Com Que Voz

Num momento em que o documentário ganhou foros de género maior no panorama das estreias nacionais, depois do relativos sucesso de "Lisboetas", de Sérgio Treffaut e da proliferação de retratos compósitos da História portuguesa recente, não admirará a programação para os grandes ecrãs de "Alain Oulman - Com Que Voz", biografia comovida e, por vezes, comovente de um dos grandes compositores de fado, o homem que operou a radical transformação do género, oferecendo à voz de Amália Rodrigues alguns dos temas mais espantosos e a oportunidade de cantar poemas que não caberiam na estreiteza melódica e harmónica dos fados tradicionais: de "Maria Lisboa" a "Gaivota", de "Fado Português", com poema de José Régio, a "Erros Meus, Má Fortuna, Amor Ardente" ou "Com Que Voz", musicando a textualidade complexa de Luís de Camões.


E o que é "Com Que Voz"? Uma interessante recolha de materiais de arquivo, alguns deles já conhecidos, da longa biografia de Amália, "Estranha Forma de Vida" (nomeadamente o segmento final, entre o improviso e a encenação, ensaiando com o seu compositor de eleição um novo tema), excertos de programas de televisão (o muito citado "julgamento" de Amália, por se "atrever" a cantar Camões com música de um "estrangeiro") ou actuações seleccionadas da Diva, interpretando temas clássicos da sua extensa colaboração com Oulman.

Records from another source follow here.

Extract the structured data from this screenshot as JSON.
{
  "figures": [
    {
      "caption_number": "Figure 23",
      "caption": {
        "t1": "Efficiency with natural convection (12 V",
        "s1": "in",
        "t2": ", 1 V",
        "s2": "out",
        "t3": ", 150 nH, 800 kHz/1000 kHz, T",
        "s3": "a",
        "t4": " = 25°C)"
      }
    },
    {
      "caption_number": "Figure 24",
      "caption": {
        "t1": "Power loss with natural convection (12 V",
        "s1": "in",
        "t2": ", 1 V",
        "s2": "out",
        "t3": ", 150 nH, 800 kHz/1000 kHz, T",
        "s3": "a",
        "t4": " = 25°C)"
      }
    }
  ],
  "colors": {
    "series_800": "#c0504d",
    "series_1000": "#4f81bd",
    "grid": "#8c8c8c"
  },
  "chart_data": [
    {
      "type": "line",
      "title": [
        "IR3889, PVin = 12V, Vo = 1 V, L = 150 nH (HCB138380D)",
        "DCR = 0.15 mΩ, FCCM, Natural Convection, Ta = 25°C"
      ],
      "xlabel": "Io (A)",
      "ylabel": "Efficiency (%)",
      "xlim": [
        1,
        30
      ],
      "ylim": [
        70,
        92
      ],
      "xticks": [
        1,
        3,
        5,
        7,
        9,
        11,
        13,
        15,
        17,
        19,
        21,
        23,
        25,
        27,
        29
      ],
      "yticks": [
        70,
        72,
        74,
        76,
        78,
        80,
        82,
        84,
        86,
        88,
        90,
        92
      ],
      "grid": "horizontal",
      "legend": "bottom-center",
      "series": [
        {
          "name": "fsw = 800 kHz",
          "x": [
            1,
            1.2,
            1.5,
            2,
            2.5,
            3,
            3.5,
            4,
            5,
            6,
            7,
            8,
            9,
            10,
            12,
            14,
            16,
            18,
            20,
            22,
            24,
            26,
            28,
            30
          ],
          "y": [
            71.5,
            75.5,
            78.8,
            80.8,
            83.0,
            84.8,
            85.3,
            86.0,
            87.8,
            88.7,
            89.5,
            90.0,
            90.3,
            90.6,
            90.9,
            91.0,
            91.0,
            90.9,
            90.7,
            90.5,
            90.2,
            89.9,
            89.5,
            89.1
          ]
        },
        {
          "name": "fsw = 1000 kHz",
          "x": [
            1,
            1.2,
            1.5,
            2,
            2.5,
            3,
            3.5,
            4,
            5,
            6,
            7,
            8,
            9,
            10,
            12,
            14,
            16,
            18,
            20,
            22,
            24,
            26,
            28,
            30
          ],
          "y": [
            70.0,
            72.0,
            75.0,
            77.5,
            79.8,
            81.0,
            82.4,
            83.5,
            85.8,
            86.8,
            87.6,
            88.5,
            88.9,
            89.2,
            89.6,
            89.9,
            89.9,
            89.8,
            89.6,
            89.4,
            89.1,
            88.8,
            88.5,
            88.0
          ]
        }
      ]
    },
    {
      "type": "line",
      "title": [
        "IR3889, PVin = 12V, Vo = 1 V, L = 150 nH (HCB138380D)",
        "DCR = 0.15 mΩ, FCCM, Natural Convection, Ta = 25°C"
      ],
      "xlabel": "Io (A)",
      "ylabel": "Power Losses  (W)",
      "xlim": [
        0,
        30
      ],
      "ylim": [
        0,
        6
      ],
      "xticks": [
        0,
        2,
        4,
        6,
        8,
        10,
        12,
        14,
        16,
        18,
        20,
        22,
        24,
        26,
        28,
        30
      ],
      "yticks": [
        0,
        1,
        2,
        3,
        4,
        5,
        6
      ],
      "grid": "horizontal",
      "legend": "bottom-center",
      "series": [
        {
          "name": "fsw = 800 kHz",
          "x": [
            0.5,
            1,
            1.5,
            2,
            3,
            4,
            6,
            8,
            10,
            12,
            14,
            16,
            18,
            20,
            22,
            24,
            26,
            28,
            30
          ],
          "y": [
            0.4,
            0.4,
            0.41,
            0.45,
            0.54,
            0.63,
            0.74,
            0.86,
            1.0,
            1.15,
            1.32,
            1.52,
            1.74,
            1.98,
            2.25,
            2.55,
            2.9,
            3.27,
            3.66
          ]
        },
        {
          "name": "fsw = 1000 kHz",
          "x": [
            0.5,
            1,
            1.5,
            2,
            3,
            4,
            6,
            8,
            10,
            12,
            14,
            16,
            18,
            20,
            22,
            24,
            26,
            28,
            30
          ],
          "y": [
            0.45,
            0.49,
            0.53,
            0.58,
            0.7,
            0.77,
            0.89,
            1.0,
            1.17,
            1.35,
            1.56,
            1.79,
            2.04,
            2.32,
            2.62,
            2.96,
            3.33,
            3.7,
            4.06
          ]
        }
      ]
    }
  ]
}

Tudo aparece, porém, sob uma nova perspectiva e uma nova ordem, quase sempre cronológica, de forma a traçar um retrato de corpo inteiro de um homem que, embora conotado, sobretudo, com a sua actividade musical, se desdobrou em múltiplas actividades: de encenador de teatro - destaque para as suas fulcrais colaborações com os Lisbon Players, companhia de língua inglesa, no Estrela Hall em Lisboa, e para um belíssimo espectáculo da Companhia Portuguesa de Comediantes, no Teatro Villaret, "O Homem Que Fazia Chover", pretexto para ouvir depoimentos de Raul Solnado, Eunice Muñoz ou João Perry; de editor literário, à frente do gigante francês, a Calmann-Levy, empresa familiar (Oulman era filho da filha do fundador da editora), ocasião para falar do seu papel como divulgador da obra de Patrícia Highsmith e para entrevistar dos autores de sucesso que incentivou no mundo das letras, Catherine Clément e o israelita Amos Oz, projectando-os no mercado francês e europeu; de militante de esquerda, estranhamente ligado à cisão maoista do Partido Comunista Português (muito curiosa a escolha de Zita Seabra para vocalizar mais uma bicada à politica sectária do Partido a que pertenceu) e expulso do Portugal de Salazar, depois de ter estado preso pela PIDE, salvo "in extremis" pelos bons contactos familiares e pelo facto de ser cidadão francês.

Ou seja, esta biografia de Alain Oulman, compositor e homem de cultura (recordado por Rui Vieira Nery, Nuno Vieira de Almeida ou responsáveis editoriais franceses), desdobra-se numa complicada retrospectiva histórica, esboçando um retrato do país nas décadas de 60 e 70, sem esquecer a inclusão de imagens inevitáveis, mas breves, do 25 de Abril. Conduzido, de início, pelos depoimentos das irmãs mais velhas, que historiam a problemática de uma família judia luso-francesa, com um pai impositivo, um irmão morto durante a guerra, com cuja estatura teve de medir-se durante toda a sua curta vida, alargado depois à participação de outros familiares e da ex-mulher, inglesa que conhecera nos Lisbon Players (extremamente comovente o momento em que ela fala da morte prematura e limpa uma lágrima), o filme aparece filtrado pela homenagem póstuma do filho, Nicholas Oulman, realizador e argumentista: logo trata-se de uma visão intimista e próxima de quem quer recuperar o que conheceu pouco (ou nada), um interessante documento, bem pesquisado e correctamente encadeado.

O único problema passa pela estrutura, tendo em conta a sua projecção numa sala de cinema: "Alain Oulman - Com Que Voz" faz sentido enquanto documentário para televisão, mas depois de filmes como "Ruínas", de Manuel Mozos, "Fantasia Lusitana", de João Canijo, com sofisticados modos de interrogar o passado português, ou, se quisermos reverter para a memória familiar, "Florette", de Treffaut, este filme faz figura de mitigada, embora fascinante, biografia para passar em horário nobre de uma televisão, parceiro digno de "Uma Estranha Forma de Vida", sobre Amália. Não está, pois sequer, em questão a qualidade do trabalho, mas a sua adequação ao consumo no grande ecrã.